2016年って、なんかいやな年ですね。
 出だしはぽかぽかと暖かい日が続いてのんびりしていたのに、虚を突かれることばかり。株価は底なし、三菱重工さんでは、造船現場がわけのわからない事態に見舞われて、本当なら、今頃今年のクルーズの輝かしい展望でも書くつもりでいたのに、そんな気になれません。
 加えてまあ、自身の問題ですが、インフルエンザではないだろうけど、週半ばから風邪が抜けきらずで、冴えないことおびただしい毎日です。
 昨日は以前からの約束があって、上京したんですが、夜のお誘いは早々にお断りして、早めに帰宅して、ベッドへ。そうそう、午前中に行った定期健診でも、ヘモグロビンa1なんとか、が7.1%とかで、医者にしっかり叱られてしまいました。「食事に対する緊張感が足りないんでは? ワインを飲んでチーズを食べてでしょ!」なんて、ほとんど図星のご指摘で、グーの根も出ませんでしたよ。

 さて、三菱さんの話ですが、もういいですか? 確か月初の話では、16日つまり今日から最後の試運転に入り、2月下旬の完成を目指すという段取りだったはずですが、primaさんは、果たして海へと出て行ったのでしょうか?
 もう下手な予断はやめときます。淡々と淡々と、こなしていっていただき、この修羅場を乗り越えたら、これからどうするのか? 長期間を展望し、議論に耐えうる体制プランを作り出していただきたいですね。まだこれからの一年間は、つまり第二船の建造期間は、客船と付き合って行かねばならんわけで。その間にもう一度造船をどうしたらいいのか考え直していただきたいですね。
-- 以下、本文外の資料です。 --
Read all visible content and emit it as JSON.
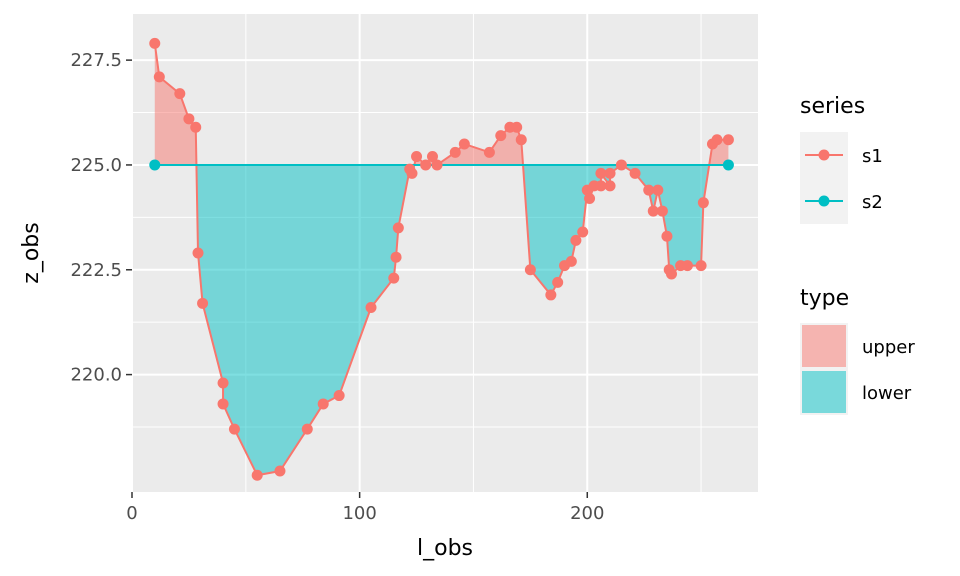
{
  "chart_data": {
    "type": "line",
    "xlabel": "l_obs",
    "ylabel": "z_obs",
    "xlim": [
      0,
      275
    ],
    "ylim": [
      217.2,
      228.6
    ],
    "x_ticks": [
      0,
      100,
      200
    ],
    "x_tick_labels": [
      "0",
      "100",
      "200"
    ],
    "y_ticks": [
      220.0,
      222.5,
      225.0,
      227.5
    ],
    "y_tick_labels": [
      "220.0",
      "222.5",
      "225.0",
      "227.5"
    ],
    "grid": true,
    "reference_level": 225.0,
    "series": [
      {
        "name": "s1",
        "color": "#F8766D",
        "x": [
          10,
          12,
          21,
          25,
          28,
          29,
          31,
          40,
          40,
          45,
          55,
          65,
          77,
          84,
          91,
          105,
          115,
          116,
          117,
          122,
          123,
          125,
          129,
          132,
          134,
          142,
          146,
          157,
          162,
          166,
          169,
          171,
          175,
          184,
          187,
          190,
          193,
          195,
          198,
          200,
          201,
          203,
          206,
          206,
          210,
          210,
          215,
          221,
          227,
          229,
          231,
          233,
          235,
          236,
          237,
          241,
          244,
          250,
          251,
          255,
          257,
          262
        ],
        "y": [
          227.9,
          227.1,
          226.7,
          226.1,
          225.9,
          222.9,
          221.7,
          219.8,
          219.3,
          218.7,
          217.6,
          217.7,
          218.7,
          219.3,
          219.5,
          221.6,
          222.3,
          222.8,
          223.5,
          224.9,
          224.8,
          225.2,
          225.0,
          225.2,
          225.0,
          225.3,
          225.5,
          225.3,
          225.7,
          225.9,
          225.9,
          225.6,
          222.5,
          221.9,
          222.2,
          222.6,
          222.7,
          223.2,
          223.4,
          224.4,
          224.2,
          224.5,
          224.5,
          224.8,
          224.5,
          224.8,
          225.0,
          224.8,
          224.4,
          223.9,
          224.4,
          223.9,
          223.3,
          222.5,
          222.4,
          222.6,
          222.6,
          222.6,
          224.1,
          225.5,
          225.6,
          225.6
        ]
      },
      {
        "name": "s2",
        "color": "#00BFC4",
        "x": [
          10,
          262
        ],
        "y": [
          225.0,
          225.0
        ]
      }
    ],
    "fill_areas": [
      {
        "name": "upper",
        "color": "#F8766D"
      },
      {
        "name": "lower",
        "color": "#00BFC4"
      }
    ],
    "legends": [
      {
        "title": "series",
        "placement": "right",
        "entries": [
          "s1",
          "s2"
        ]
      },
      {
        "title": "type",
        "placement": "right",
        "entries": [
          "upper",
          "lower"
        ]
      }
    ]
  }
}
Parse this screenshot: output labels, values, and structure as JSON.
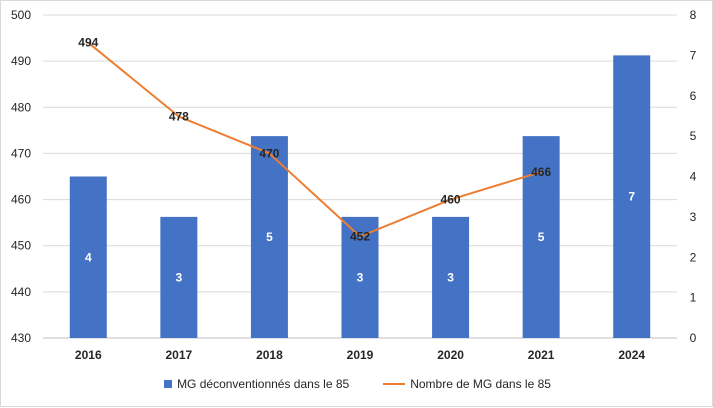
{
  "chart_data": {
    "type": "bar",
    "categories": [
      "2016",
      "2017",
      "2018",
      "2019",
      "2020",
      "2021",
      "2024"
    ],
    "series": [
      {
        "name": "MG déconventionnés dans le 85",
        "type": "bar",
        "axis": "secondary",
        "values": [
          4,
          3,
          5,
          3,
          3,
          5,
          7
        ],
        "labels": [
          "4",
          "3",
          "5",
          "3",
          "3",
          "5",
          "7"
        ],
        "color": "#4472c4"
      },
      {
        "name": "Nombre de MG dans le 85",
        "type": "line",
        "axis": "primary",
        "values": [
          494,
          478,
          470,
          452,
          460,
          466,
          null
        ],
        "labels": [
          "494",
          "478",
          "470",
          "452",
          "460",
          "466",
          ""
        ],
        "color": "#ed7d31"
      }
    ],
    "primary_axis": {
      "ylim": [
        430,
        500
      ],
      "ticks": [
        "430",
        "440",
        "450",
        "460",
        "470",
        "480",
        "490",
        "500"
      ]
    },
    "secondary_axis": {
      "ylim": [
        0,
        8
      ],
      "ticks": [
        "0",
        "1",
        "2",
        "3",
        "4",
        "5",
        "6",
        "7",
        "8"
      ]
    },
    "title": "",
    "xlabel": "",
    "ylabel": "",
    "grid": true,
    "legend": "bottom"
  }
}
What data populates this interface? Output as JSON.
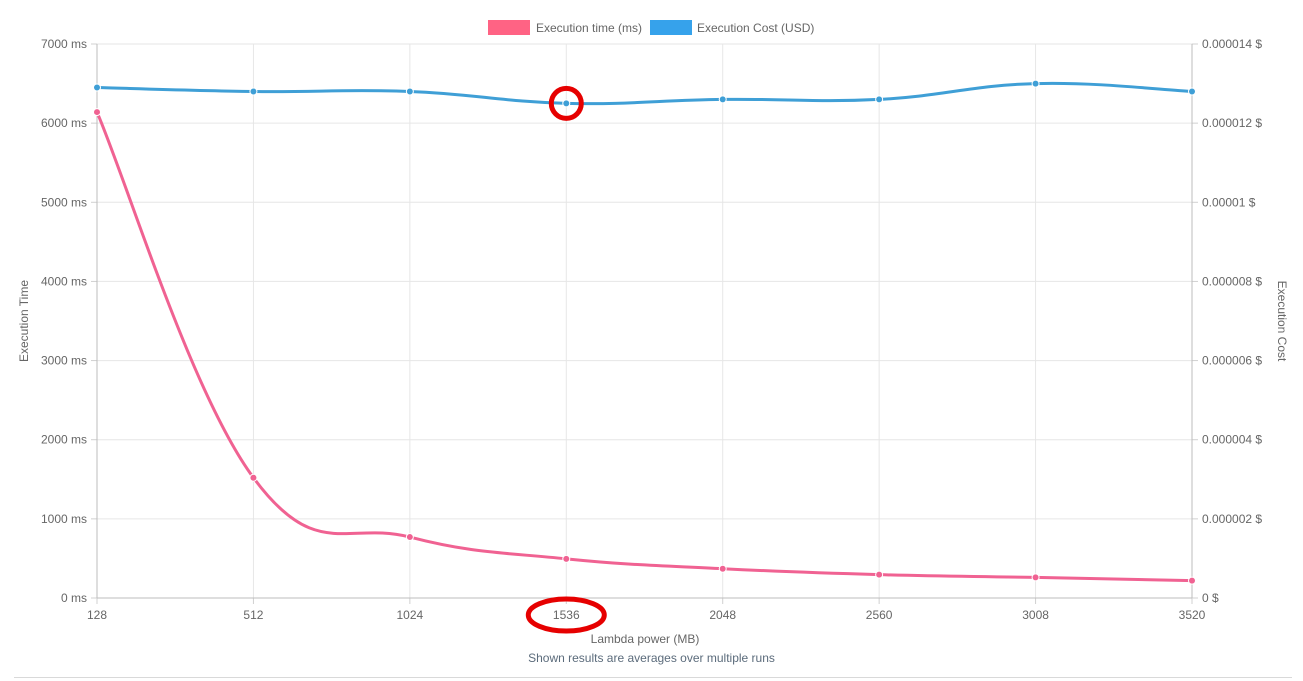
{
  "chart_data": {
    "type": "line",
    "categories": [
      "128",
      "512",
      "1024",
      "1536",
      "2048",
      "2560",
      "3008",
      "3520"
    ],
    "xlabel": "Lambda power (MB)",
    "y_left_label": "Execution Time",
    "y_right_label": "Execution Cost",
    "y_left_ticks": [
      "0 ms",
      "1000 ms",
      "2000 ms",
      "3000 ms",
      "4000 ms",
      "5000 ms",
      "6000 ms",
      "7000 ms"
    ],
    "y_right_ticks": [
      "0 $",
      "0.000002 $",
      "0.000004 $",
      "0.000006 $",
      "0.000008 $",
      "0.00001 $",
      "0.000012 $",
      "0.000014 $"
    ],
    "y_left_range": [
      0,
      7000
    ],
    "y_right_range": [
      0,
      1.4e-05
    ],
    "grid": true,
    "legend_position": "top-center",
    "series": [
      {
        "name": "Execution time (ms)",
        "axis": "left",
        "color": "#f06292",
        "legend_color": "#ff6384",
        "values": [
          6140,
          1520,
          770,
          495,
          370,
          295,
          260,
          220
        ]
      },
      {
        "name": "Execution Cost (USD)",
        "axis": "right",
        "color": "#3f9fd6",
        "legend_color": "#36a2eb",
        "values": [
          1.29e-05,
          1.28e-05,
          1.28e-05,
          1.25e-05,
          1.26e-05,
          1.26e-05,
          1.3e-05,
          1.28e-05
        ]
      }
    ],
    "highlight_color": "#e60000",
    "highlighted_category": "1536",
    "highlighted_series": "Execution Cost (USD)"
  },
  "footer": {
    "note": "Shown results are averages over multiple runs"
  }
}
 でもって、最適解は「エンジニアリング事業」なんて空論は捨てて、長崎の現場をLNG船と客船と特殊船とそれに艦艇、これって素晴らしい商品群ですよね。これらの商品にもう一度特化して行くべきですね。
 とにかく、まずは郵船さんに縋り付いても飛鳥3を造るべきですよ。

 今、実は海運会社も中国バブルの崩壊で、業績は悪化の見通し。でもねえクルーズ事業は今年好調な予約が入っているんですよね。見通しは久々に明るい。
 いわばチャンスが来ているんです。飛鳥が第三船を造れば、商船三井だって造らざるを得なくなわけで、三菱さんが客船を独占すれば、当面は内需で、明るい未来は待っていますって。
 そのうち、人のうわさも…。

 そう、僕は三菱さんが、造船の未来として描いたLNG船や客船、そして調査船などの特殊船で市場を切り開いて行くという戦略が間違っていたわけではないと思っていますよ。
 むしろ、このところの体たらくの原因は、「結論と結果の急ぎ過ぎ」にあったと、ずっと思ってきました。それに社内の人心の取りまとめというか、今度の行革、えええ、あのドメインという言葉が出て来たころの、社内の狐につままれたような反応を思い出しますが、社内の心を捉えていなかった改革案の進め方に問題があったように思いますね。
 
 AIDAの反省は、客船でのリベンジ以外にあり得ないでしょう。船舶事業部の根が残っているうちに、もう一度客船を含む事業再生プランを造って、長崎を取り戻して欲しいですね。
 その余力、つまり事業再生のエンジニアリング能力があるのは、はい。長崎造船所しかないんですから。自ら再生のためのエンジニアリングを自らでなさっていただく。そう、切に願うのであります。